We have spent a LOT of time around here thinking about home heating, obviously, but if you can buy zero carbon electricity for cheap enough to heat your house ... then we don't need to scrap the old place and build a passive house. So, it is ALL ABOUT decarbonizing the electrical grid AND electrifying everything. Period. We will still have emissions, from food production, land use, making stuff, etc. But we will be more than halfway there. In the milder climates of the US, heat pumps already dominate. New Englanders with oil boilers don't get it, but by far most people have electrical heat or gas already. HP tech has improved, and they are continuing to spread north. And again, its not about getting the last 10% of homes, its about getting the carbon free needle over 50%, about getting the middle.
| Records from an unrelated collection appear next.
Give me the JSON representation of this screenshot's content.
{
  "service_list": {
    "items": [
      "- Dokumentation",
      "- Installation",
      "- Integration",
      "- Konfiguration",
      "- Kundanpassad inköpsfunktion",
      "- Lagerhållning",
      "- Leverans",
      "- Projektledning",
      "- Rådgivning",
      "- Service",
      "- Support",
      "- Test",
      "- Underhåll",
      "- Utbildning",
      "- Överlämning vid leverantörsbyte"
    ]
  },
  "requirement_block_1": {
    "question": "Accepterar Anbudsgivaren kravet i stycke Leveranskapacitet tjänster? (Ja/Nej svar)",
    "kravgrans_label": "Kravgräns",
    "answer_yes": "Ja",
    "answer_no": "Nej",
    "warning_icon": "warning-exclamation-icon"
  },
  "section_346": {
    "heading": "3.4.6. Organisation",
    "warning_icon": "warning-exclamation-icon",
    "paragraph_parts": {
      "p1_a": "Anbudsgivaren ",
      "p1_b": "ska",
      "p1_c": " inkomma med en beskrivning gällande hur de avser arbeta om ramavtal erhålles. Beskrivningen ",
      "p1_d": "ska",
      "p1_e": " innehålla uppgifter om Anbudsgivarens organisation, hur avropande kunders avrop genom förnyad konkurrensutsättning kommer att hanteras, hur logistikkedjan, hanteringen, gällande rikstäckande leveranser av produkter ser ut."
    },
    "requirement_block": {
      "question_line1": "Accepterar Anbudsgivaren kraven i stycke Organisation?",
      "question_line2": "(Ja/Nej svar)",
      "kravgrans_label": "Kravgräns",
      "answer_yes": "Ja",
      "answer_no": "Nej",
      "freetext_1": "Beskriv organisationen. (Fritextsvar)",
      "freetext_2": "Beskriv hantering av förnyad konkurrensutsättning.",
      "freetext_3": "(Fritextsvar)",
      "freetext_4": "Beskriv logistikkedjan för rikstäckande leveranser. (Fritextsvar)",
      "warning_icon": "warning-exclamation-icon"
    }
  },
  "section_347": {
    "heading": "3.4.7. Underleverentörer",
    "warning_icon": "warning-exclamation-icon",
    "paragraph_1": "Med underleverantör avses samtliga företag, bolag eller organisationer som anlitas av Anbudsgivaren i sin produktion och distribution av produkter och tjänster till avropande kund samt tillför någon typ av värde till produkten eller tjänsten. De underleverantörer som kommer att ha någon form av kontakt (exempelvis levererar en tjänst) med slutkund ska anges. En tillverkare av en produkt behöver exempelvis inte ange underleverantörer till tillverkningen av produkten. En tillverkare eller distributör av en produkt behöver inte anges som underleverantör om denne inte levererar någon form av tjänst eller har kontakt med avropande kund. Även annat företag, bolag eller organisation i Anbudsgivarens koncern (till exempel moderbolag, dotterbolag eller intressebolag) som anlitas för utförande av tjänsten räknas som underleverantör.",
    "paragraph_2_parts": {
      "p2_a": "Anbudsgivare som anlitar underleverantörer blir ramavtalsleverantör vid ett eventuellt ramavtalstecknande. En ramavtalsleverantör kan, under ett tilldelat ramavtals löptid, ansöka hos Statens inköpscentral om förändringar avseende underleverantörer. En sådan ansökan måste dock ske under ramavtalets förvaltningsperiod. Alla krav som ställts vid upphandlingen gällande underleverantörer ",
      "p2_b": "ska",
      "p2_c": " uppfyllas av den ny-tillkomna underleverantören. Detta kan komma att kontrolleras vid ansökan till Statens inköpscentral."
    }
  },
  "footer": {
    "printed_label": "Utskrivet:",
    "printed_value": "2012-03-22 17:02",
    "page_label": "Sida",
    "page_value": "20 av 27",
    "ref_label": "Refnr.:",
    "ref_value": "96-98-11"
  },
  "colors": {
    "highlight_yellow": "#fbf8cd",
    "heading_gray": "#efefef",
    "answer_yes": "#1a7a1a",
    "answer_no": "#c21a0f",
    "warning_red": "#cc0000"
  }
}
For the grid, we can already see the outlines clearly at this point. Coal is collapsing, economically, under its own weight. Gas and renewables are taking its place. I know gas leakage is a problem, but unlike CO2, it won't stick around for 500 years, just 20-30. So it still makes sense as a bridge fuel. And by that I mean gas is great for filling in supply for wind and solar before diurnal storage becomes cheap, and for augmenting supply seasonally (like those winters New England is famous for). The utilities KNOW what is coming over the next couple decades, and they are trying, if slowly to adapt and be ready.
So the big problem now is OIL. I am at a meeting of Chem-E's right now, and no one I talk to has a clue about the coming upheaval in the oil market. That is OIL DEMAND WILL PEAK. When Coal demand peaked a few years back, the coal majors when from some of the largest companies in the world to bankrupt, in the space of a year. The CW shifted that it wasn't a growth industry, it was a permanent decline industry, despite still being massively productive. And the valuations collapsed.
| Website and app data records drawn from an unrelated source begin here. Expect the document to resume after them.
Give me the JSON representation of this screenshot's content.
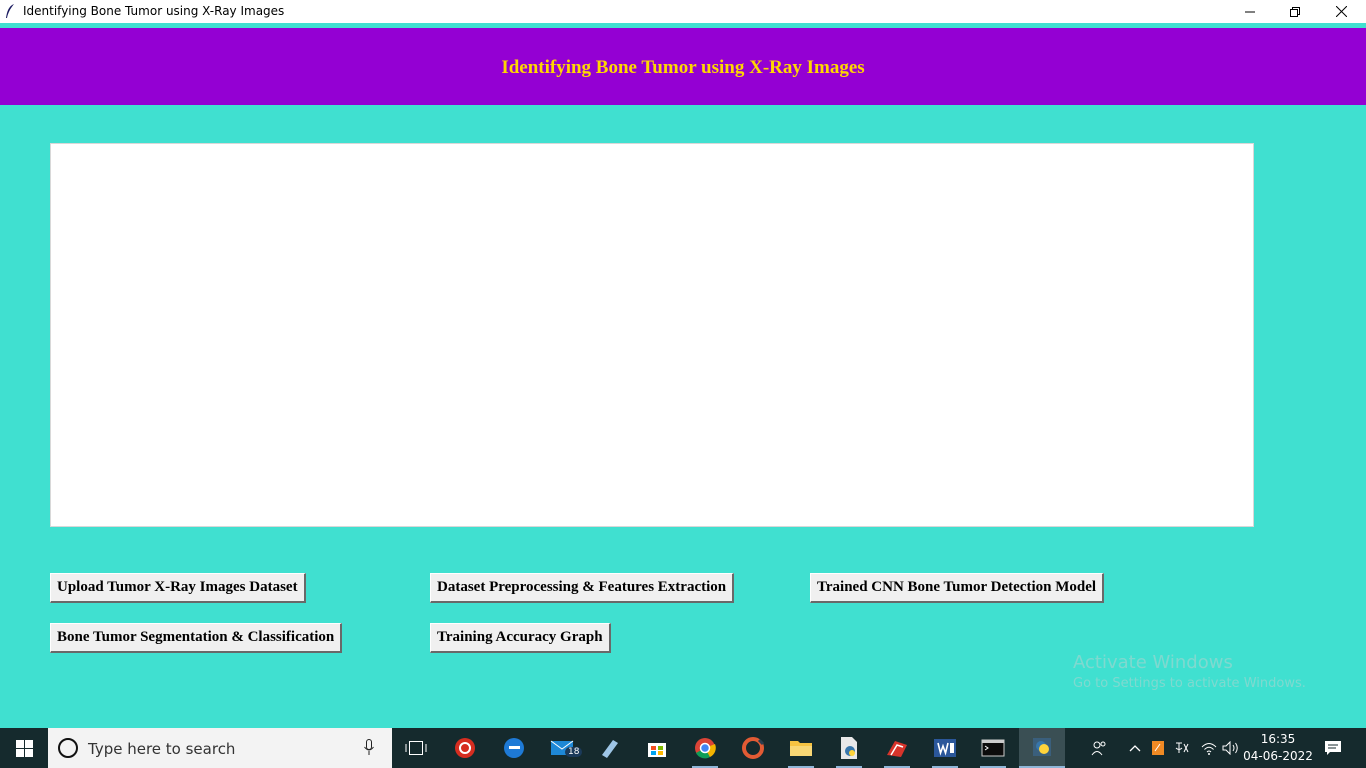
{
  "window": {
    "title": "Identifying Bone Tumor using X-Ray Images"
  },
  "header": {
    "title": "Identifying Bone Tumor using X-Ray Images",
    "bg_color": "#9400d3",
    "text_color": "#ffd700"
  },
  "background_color": "#40e0d0",
  "output_text": "",
  "buttons": {
    "upload": "Upload Tumor X-Ray Images Dataset",
    "preprocess": "Dataset Preprocessing & Features Extraction",
    "train": "Trained CNN Bone Tumor Detection Model",
    "segment": "Bone Tumor Segmentation & Classification",
    "graph": "Training Accuracy Graph"
  },
  "watermark": {
    "line1": "Activate Windows",
    "line2": "Go to Settings to activate Windows."
  },
  "taskbar": {
    "search_placeholder": "Type here to search",
    "mail_badge": "18",
    "clock_time": "16:35",
    "clock_date": "04-06-2022",
    "icons": [
      "windows-start-icon",
      "task-view-icon",
      "antivirus-icon",
      "edge-icon",
      "mail-icon",
      "paint-icon",
      "store-icon",
      "chrome-icon",
      "ccleaner-icon",
      "file-explorer-icon",
      "python-file-icon",
      "image-app-icon",
      "word-icon",
      "terminal-icon",
      "python-idle-icon"
    ]
  }
}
The oil majors (esp Exxon) are still selling the line of 'Oil demand will keep going up for decades'. When that CW shifts, many of them will get wiped out valuation-wise, despite some continuing to operate (at a lower scale). Independent analysts indicate that Exxon is the least well positioned major to handle peak demand, and likely to go belly up first (bc its oil production is more expensive than others, and they have the least hedging in gas). The management is fighting this reality with PR, rather than moving the business model. One can only conclude that the current mgmt is parasitic, getting what the can out before the ship goes down.
And what makes all this happen: EVs. Petroleum IS liquid coal from a CO2 intensity POV, it just doesn't make your hands as dirty. It needs to go. And the oil majors, in their 'energy outlook 20XX' booklets, cite increasing auto sales outside the US as their primary evidence that oil demand with grow forever. Take that away, and the growth market disappears. So CHEAP, NICE EVs, when they arrive, will kill the oil companies. Seriously. There will still be oil in use in 2100, but not nearly as much as today. And the problem is not about making the demand zero, its about the difference in finances bw growing and declining industries in our financial system.
And the other key thing about EVs is that they will HELP the electric companies decarbonize. Electrical demand will grow, and it is much easier to rebuild the generation fleet (and borrow money to do so) when demand is growing, than it is when demand is shrinking. By slowly lifting electrical demand, EVs allow rolling out RE at scale with private finance.
As for tipping points, I don't like the term. I think there are some tipping points, where a forest gets eaten by beetles, that couldn't spread previously. Or a wildfire can wipe out an arid forest. Or the habitat in a National Part changes to the point the animals trapped within go extinct. But I have never seen any credible science about a global climate tipping point. But the little ones are bad enough.